Many a commentator has lamented the instant gratification desires of current society. The drive to know what happened to Malaysia Airlines 370 is a pretty good example on Twitter. Rumors and speculation abound, but good people and organizations are working to do good things, too.
- @Av8rDan is calling them like he sees them and asking good questions
- @AviationSafety posted their record on an AdamAir 574
- @FlightGlobal posted a great video from David Learmount
- nytimes.com has a good article looking at the current state of affairs and some history on mysterious crashes of the past
While I am loathe to speculate, I think the final analysis will show
some sort of system failure followed by aircrew failure to aviate, navigate, communicate. AeroPeru 603, AdamAir 574, and Air France 447 are all examples where flying attitude and power setting would at least buy time to figure out what is going on.

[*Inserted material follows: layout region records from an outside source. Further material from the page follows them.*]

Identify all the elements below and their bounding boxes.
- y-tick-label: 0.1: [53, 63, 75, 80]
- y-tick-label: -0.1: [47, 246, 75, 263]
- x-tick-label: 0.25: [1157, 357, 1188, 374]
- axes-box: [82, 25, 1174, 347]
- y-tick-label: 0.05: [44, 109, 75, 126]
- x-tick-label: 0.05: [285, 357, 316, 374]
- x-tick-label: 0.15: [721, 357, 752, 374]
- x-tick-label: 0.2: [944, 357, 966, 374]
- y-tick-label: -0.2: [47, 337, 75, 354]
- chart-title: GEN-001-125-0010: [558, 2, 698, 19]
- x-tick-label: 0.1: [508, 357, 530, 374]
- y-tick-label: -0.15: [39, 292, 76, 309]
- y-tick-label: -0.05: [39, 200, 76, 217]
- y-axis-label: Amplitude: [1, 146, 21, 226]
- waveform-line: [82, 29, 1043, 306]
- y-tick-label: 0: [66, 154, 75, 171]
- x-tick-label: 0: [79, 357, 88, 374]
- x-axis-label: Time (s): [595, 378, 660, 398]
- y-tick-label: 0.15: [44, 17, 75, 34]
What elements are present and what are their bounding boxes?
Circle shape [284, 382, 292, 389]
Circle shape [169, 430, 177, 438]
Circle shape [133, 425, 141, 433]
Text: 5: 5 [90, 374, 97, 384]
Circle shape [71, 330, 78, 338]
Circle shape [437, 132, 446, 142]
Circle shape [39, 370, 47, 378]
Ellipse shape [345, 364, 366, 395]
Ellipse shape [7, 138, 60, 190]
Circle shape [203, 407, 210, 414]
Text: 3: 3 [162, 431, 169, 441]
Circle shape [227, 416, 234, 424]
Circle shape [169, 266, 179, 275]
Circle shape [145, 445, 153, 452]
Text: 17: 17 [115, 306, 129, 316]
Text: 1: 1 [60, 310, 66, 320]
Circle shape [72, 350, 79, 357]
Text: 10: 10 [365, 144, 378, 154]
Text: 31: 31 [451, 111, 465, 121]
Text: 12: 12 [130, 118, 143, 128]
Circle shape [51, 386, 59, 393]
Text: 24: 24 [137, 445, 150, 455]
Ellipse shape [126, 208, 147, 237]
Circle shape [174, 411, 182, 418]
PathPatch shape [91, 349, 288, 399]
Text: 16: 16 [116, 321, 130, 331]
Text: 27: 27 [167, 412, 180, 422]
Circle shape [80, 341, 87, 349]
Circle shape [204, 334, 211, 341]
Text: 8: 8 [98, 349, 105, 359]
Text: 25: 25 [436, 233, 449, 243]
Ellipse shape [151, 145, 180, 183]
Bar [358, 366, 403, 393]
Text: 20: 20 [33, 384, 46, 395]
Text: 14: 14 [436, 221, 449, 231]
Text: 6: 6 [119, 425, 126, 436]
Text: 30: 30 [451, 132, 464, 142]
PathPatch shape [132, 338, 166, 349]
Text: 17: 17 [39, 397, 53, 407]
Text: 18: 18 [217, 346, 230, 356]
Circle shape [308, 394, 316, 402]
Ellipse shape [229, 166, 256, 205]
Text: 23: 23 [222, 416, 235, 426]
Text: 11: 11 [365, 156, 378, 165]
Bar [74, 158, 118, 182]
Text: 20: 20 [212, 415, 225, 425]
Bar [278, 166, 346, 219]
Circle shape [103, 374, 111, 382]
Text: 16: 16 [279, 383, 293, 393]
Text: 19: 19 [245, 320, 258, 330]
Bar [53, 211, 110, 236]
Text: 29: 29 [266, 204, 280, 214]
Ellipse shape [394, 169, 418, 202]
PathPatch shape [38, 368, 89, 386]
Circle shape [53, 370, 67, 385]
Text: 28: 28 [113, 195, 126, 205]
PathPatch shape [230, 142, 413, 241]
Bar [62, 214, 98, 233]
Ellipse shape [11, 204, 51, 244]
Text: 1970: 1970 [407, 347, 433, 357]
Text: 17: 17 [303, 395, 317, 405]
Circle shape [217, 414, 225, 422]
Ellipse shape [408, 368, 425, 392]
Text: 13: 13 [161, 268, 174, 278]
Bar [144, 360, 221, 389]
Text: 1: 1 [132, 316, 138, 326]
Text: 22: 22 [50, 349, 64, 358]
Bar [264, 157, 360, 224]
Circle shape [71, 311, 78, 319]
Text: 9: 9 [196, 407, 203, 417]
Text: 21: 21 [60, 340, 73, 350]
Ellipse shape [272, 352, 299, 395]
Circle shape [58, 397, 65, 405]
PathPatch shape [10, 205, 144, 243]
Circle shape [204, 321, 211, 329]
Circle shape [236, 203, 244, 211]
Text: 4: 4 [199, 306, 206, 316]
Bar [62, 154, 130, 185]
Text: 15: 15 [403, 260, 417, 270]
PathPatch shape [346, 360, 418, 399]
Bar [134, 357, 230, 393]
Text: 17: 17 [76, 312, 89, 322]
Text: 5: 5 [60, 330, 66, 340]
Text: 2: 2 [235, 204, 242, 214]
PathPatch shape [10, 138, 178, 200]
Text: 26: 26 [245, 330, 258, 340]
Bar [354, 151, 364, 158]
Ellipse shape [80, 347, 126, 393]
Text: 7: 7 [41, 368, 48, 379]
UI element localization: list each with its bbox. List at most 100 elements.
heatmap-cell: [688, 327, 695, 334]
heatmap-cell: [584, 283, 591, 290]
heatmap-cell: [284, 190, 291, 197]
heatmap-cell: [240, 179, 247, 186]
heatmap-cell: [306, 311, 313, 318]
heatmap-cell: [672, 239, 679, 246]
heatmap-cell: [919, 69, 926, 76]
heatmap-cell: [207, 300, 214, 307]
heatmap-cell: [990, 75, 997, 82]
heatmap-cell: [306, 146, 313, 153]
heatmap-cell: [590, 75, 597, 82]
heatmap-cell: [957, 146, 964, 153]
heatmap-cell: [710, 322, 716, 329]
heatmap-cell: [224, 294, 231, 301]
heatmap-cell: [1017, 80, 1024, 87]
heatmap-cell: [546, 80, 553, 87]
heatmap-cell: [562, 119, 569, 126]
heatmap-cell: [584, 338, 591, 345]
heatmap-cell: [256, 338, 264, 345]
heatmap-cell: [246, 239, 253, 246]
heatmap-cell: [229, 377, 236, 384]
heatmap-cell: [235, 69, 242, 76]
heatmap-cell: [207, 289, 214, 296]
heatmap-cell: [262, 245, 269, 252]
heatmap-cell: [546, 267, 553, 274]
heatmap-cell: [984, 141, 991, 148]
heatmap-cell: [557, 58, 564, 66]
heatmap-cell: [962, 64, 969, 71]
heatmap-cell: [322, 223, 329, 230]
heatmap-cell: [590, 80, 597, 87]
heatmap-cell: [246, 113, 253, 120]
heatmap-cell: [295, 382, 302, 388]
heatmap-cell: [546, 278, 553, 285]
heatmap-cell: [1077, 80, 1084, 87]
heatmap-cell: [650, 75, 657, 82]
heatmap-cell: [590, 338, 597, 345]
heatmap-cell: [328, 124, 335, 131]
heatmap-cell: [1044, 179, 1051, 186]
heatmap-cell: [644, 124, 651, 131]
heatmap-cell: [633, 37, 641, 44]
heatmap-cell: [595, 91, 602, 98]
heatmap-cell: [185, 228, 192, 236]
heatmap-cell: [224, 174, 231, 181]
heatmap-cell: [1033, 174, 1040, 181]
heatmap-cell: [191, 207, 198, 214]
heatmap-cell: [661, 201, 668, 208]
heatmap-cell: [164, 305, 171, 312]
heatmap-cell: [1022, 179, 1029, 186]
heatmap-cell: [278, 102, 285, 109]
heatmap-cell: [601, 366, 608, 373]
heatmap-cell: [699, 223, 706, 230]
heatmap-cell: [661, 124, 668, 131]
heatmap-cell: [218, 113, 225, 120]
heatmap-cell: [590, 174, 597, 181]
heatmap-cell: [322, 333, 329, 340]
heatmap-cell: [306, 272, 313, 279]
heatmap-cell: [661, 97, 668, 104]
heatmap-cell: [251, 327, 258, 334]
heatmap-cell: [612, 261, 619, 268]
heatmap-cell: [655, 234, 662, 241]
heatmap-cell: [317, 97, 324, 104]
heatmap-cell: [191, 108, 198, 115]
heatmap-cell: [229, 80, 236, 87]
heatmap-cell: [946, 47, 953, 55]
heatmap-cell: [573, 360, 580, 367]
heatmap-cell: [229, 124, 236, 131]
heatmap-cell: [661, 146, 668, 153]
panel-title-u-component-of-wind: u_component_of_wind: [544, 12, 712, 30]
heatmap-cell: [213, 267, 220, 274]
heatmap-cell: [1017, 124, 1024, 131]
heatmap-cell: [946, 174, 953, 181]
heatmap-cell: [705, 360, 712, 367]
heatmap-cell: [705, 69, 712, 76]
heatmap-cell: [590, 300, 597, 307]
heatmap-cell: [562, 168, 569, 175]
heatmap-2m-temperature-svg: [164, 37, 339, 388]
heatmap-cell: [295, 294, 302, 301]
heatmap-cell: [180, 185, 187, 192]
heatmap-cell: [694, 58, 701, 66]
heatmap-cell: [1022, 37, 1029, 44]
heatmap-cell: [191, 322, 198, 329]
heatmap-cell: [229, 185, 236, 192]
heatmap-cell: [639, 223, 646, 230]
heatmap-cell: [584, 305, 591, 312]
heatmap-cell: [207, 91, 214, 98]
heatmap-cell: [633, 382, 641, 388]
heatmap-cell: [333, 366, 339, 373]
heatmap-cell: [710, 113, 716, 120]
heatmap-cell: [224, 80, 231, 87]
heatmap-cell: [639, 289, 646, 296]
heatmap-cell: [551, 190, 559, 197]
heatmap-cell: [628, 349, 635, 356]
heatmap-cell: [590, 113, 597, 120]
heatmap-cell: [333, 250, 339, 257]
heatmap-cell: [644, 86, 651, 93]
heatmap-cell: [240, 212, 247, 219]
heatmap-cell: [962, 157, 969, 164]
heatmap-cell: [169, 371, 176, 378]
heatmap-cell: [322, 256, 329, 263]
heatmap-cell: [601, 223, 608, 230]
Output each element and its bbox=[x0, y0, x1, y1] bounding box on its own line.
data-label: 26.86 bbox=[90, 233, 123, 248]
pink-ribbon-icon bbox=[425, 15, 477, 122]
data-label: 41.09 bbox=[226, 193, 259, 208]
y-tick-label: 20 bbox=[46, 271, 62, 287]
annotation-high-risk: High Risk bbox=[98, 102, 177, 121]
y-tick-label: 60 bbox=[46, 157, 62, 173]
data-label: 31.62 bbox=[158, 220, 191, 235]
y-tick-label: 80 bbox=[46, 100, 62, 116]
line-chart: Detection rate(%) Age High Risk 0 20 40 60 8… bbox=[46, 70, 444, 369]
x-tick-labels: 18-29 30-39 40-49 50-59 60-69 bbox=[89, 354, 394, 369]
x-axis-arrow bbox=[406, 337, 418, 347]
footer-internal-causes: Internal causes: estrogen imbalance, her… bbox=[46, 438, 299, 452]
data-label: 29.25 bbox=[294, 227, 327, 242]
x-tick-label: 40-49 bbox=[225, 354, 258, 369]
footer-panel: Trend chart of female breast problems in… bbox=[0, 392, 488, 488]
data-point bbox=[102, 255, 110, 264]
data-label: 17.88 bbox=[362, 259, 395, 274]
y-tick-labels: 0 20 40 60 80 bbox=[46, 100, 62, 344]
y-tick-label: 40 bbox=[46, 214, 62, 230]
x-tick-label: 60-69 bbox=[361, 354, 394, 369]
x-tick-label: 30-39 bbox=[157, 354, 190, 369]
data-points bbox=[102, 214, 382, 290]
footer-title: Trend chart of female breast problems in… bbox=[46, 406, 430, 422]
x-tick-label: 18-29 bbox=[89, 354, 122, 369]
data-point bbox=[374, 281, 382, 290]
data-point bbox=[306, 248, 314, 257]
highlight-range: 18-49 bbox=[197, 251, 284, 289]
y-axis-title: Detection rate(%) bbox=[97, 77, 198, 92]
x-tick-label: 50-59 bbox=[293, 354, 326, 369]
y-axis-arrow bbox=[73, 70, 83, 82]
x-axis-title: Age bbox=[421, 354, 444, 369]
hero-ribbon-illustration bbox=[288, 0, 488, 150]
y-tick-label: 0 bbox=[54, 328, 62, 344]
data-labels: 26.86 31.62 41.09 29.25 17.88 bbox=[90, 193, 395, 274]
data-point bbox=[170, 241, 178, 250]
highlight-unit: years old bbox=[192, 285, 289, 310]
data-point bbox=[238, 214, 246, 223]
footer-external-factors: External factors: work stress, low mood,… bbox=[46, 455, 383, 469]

AOPA’s Flight Training Magazine has a nice article by Pete Bedell on high altitude stalls. In short, the margin between stall and maximum airspeed is very small up there where the air is thin. Acknowledging the difficulty of hand flying at the altitudes where all but the Aeroperu flight were operating, I would think a powered descent to a manageable flight level followed by a divert would be achievable.
Do you think money would be better spent on getting pilots more actual stick time than on live black boxes? Any big wing guys care to comment on hand flying from 35,000 feet down to something more manageable?